Final answer:
Replacing the 3'-end blocking groups in reversible terminator sequencing with 3'-hydrogen as in dideoxynucleotides would impede the reversible aspect of the sequencing, turning it into a form of chain termination method akin to Sanger sequencing, and eliminating the high-throughput advantages of the newer technologies.
Step-by-step explanation:
The question pertains to reversible terminator sequencing, a DNA sequencing method in which modified nucleotides are used to temporarily halt the synthesis of DNA strands, allowing for the sequencing process to occur one base at a time. If, hypothetically, the 3'-end blocking groups of each nucleotide in reversible terminator sequencing were replaced with a 3'-hydrogen (3'-H), which is present in the dideoxynucleotides used in Sanger sequencing, sequencing would be significantly impacted. The presence of a 3'-H in dideoxynucleotides means that once incorporated, they prevent further elongation of the DNA strand, effectively terminating synthesis. This is because the critical 3' hydroxyl group (3'-OH) necessary for forming a phosphodiester bond with the next incoming nucleotide is absent.

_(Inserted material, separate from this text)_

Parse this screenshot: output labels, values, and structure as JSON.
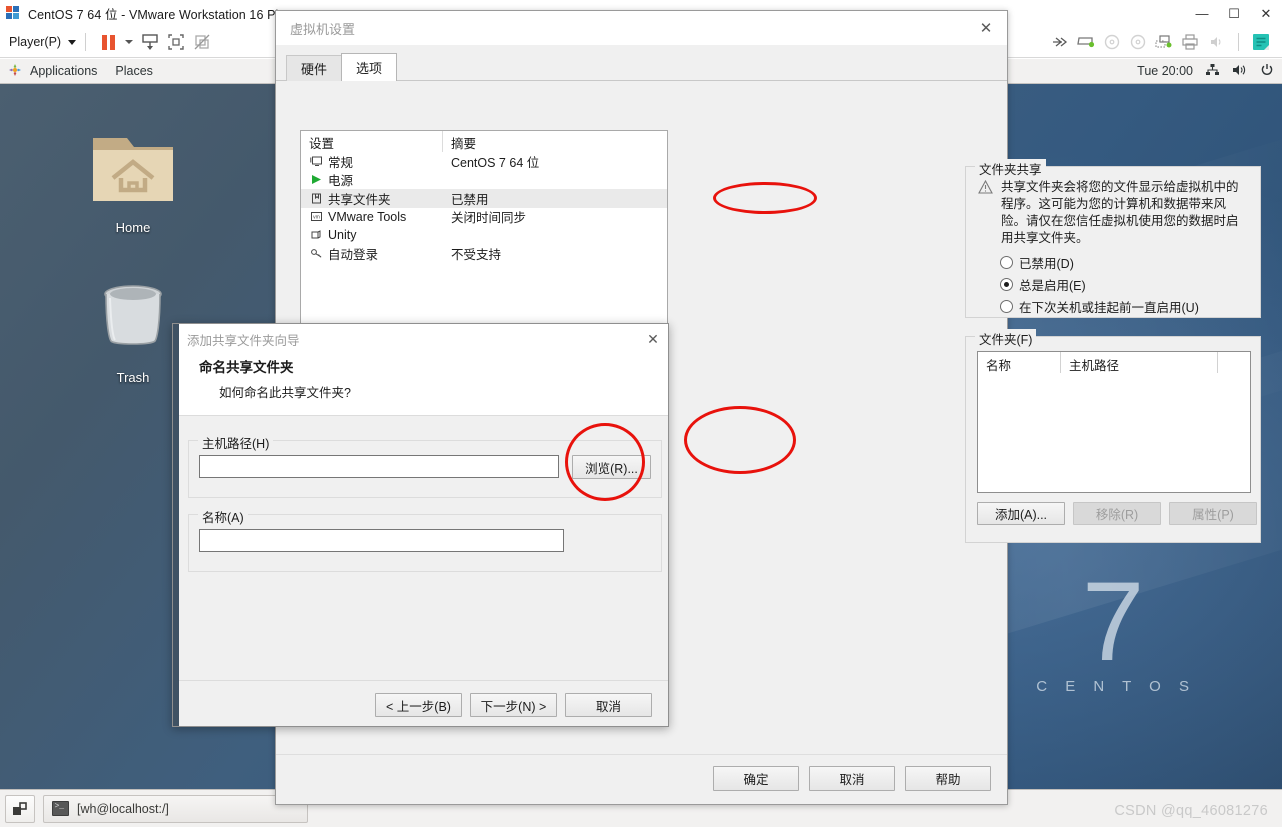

In the context of reversible terminator sequencing, using a reversible blocking group instead allows for the temporary halting of synthesis, which, once the block is removed (which is why it's termed 'reversible'), enables the extension to continue. If dideoxynucleotides were used in this sequencing method, chain extension could not resume after the incorporation of these nucleotides, thus undermining the entire principle of the reversible aspect of the method. This would essentially convert the process into the dideoxy chain termination method, or Sanger sequencing.